Forum Replikasi Inovasi Pelayanan Publik (PKRI) Kementerian Pemberdayaan Aparatur Negara dan Reformasi Birokrasi (PANRB) memberikan penghargaan Program Siswa Asuh Sebaya (SAS) yang dikembangkan Pemerintah Kabupaten (Pemkab) Banyuwangi, Jawa Timur.

Pelaksana Tugas (Plt) Deputi Bidang Pelayanan Publik Kementerian PANRB Abdul Hakim mengemukakan Program SAS Banyuwangi bukan hanya berhasil dipertahankan, namun juga terus dikembangkan hingga sekarang.

"Ini yang penting, inovasi tidak hanya diciptakan, tapi juga harus dijaga keberlangsungannya. Ke depan adalah bagaimana untuk melembagakan inovasi ini supaya praktik baiknya bisa direplikasi daerah lain," katanya dalam keterangan di Banyuwangi, Selasa.

PKRI merupakan apresiasi bagi instansi pemerintah yang telah melakukan pembinaan inovasi dengan baik serta mampu menjaga keberlanjutannya dan melakukan replikasi inovasi pelayanan publik.

Program SAS Banyuwangi  terpilih setelah melalui serangkaian evaluasi terhadap 979 inovasi dari 631 instansi yang dinilai dari kurun 2014 hingga 2023.

Adapun penilaian PKRI dilakukan pada dua kelompok yakni kelompok keberlanjutan inovasi dan kelompok replikasi inovasi, dan Program SAS Banyuwangi meraih penghargaan pada kelompok keberlanjutan inovasi untuk kategori kabupaten.

Pelaksana Tugas (Plt) Bupati Banyuwangi Sugirah mengaku bersyukur inovasi Banyuwangi kembali mendapatkan apresiasi dari pemerintah pusat.

"Alhamdulillah inovasi Banyuwangi terus mencatatkan prestasi. Penghargaan ini menjadi pelecut bagi kami untuk terus berinovasi lebih baik ke depan," katanya.

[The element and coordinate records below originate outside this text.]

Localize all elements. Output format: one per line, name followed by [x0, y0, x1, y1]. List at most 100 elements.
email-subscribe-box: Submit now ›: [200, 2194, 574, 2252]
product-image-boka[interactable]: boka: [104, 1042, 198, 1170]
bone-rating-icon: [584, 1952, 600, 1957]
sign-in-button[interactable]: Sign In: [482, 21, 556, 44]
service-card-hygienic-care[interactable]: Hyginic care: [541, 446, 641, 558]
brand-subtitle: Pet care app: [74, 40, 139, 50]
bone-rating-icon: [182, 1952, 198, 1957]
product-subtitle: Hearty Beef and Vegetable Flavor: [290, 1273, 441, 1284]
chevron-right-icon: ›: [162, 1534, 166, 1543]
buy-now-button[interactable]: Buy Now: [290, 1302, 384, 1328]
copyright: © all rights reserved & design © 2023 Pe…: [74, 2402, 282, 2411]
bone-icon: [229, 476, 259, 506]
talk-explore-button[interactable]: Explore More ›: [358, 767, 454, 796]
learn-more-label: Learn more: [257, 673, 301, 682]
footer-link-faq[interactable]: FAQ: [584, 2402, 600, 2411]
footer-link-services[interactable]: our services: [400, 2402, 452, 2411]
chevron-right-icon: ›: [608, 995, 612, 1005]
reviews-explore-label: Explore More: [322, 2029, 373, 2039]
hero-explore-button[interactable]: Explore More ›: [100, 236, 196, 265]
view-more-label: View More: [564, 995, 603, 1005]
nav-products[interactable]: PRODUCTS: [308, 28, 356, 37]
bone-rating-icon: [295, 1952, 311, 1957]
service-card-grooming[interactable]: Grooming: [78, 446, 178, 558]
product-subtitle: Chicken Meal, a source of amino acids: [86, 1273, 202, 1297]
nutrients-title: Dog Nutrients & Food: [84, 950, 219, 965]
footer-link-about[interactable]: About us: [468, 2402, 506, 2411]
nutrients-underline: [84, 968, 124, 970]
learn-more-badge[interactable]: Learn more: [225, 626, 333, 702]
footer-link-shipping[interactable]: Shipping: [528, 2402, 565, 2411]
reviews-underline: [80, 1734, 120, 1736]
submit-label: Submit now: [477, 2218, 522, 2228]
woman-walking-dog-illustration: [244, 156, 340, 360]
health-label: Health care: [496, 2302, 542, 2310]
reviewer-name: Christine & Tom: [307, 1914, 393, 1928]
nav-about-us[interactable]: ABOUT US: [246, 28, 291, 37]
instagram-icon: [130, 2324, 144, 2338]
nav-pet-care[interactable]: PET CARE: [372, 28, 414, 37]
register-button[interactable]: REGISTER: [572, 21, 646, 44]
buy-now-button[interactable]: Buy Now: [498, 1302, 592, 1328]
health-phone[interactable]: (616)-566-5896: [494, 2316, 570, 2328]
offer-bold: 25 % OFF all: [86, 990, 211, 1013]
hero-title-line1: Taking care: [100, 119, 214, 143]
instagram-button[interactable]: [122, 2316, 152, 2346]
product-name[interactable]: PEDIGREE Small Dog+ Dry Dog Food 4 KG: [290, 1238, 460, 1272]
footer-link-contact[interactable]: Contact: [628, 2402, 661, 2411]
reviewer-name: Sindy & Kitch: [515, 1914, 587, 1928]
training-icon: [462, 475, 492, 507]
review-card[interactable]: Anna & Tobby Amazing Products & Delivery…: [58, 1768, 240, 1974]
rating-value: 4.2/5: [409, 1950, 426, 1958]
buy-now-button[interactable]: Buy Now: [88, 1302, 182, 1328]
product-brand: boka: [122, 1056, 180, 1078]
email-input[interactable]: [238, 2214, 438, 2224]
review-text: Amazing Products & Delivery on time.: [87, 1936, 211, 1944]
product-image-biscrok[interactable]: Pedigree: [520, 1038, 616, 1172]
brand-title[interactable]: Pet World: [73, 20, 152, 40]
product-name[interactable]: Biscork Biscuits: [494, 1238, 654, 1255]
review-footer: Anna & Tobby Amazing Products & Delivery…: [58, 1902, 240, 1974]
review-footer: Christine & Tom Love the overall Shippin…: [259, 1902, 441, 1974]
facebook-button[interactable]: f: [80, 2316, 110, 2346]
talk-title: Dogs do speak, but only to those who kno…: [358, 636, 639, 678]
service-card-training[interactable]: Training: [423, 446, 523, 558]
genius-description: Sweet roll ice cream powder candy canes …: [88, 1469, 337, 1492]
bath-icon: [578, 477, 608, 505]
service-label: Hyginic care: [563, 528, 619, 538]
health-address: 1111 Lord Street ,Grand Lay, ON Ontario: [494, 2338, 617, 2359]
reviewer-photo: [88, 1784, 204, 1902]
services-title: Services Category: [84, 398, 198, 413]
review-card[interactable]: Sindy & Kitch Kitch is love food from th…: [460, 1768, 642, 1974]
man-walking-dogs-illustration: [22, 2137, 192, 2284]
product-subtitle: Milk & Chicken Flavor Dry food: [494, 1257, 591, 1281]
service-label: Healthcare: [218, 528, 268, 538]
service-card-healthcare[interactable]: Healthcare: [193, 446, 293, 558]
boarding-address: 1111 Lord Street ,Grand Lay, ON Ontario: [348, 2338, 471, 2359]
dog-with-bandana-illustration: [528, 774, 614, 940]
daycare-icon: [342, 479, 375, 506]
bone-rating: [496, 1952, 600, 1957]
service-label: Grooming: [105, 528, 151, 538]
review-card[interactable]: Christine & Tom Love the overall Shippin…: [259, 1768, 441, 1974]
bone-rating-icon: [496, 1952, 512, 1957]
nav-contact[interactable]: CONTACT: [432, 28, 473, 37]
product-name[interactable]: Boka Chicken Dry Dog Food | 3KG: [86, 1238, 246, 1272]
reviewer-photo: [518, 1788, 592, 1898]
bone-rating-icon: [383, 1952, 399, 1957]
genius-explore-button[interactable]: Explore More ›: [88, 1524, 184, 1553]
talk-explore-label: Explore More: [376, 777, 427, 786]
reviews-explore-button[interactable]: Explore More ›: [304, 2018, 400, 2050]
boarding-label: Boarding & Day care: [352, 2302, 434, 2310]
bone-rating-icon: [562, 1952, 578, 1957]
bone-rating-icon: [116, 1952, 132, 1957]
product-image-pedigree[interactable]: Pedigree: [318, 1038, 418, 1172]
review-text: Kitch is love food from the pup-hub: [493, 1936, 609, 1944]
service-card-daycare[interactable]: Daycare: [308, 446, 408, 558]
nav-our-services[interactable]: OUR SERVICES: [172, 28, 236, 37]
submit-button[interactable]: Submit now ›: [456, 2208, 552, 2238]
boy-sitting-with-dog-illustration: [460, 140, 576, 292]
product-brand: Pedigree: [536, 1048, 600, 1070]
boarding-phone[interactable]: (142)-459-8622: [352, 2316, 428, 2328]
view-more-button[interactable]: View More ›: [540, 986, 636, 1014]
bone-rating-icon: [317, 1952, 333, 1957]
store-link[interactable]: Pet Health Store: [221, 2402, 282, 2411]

Sugirah mengungkapkan Program SAS adalah upaya pemerintah daerah (pemda) untuk mendorong empati dan solidaritas di kalangan pelajar.

Dalam program ini, pelajar dari keluarga mampu memberi dana sukarela ke teman sebayanya dari keluarga kurang mampu, dan pengelolaannya dilakukan dari siswa, oleh siswa, dan untuk siswa.

Sejak diluncurkan pada 2011, kata dia, saat ini Program SAS berhasil mengumpulkan dana hingga Rp 27,71 miliar dengan menjangkau lebih dari 250 ribu siswa. Uang yang terkumpul, secara periodik dibelanjakan untuk memenuhi kebutuhan primer dan sekunder siswa setempat, seperti beli baju sekolah, sepatu, tas, alat tulis, atau bahkan uang saku bagi siswa yang kurang mampu, termasuk membelikan kacamata hingga sepeda mini agar tidak terlambat.

"Tidak semua masalah pendidikan mampu ditangani pemerintah, Program SAS jadi salah satu solusi untuk mengatasi keterbatasan tangan pemerintah dalam membiayai pendidikan masyarakat," kata Sugirah.

Dalam perjalanannya Program SAS bertransformasi menjadi Program Sekolah Asuh Sekolah, Sekolah Asuh Stunting, Sekolah Asuh Sampah, dan Sekolah Asuh Sungai.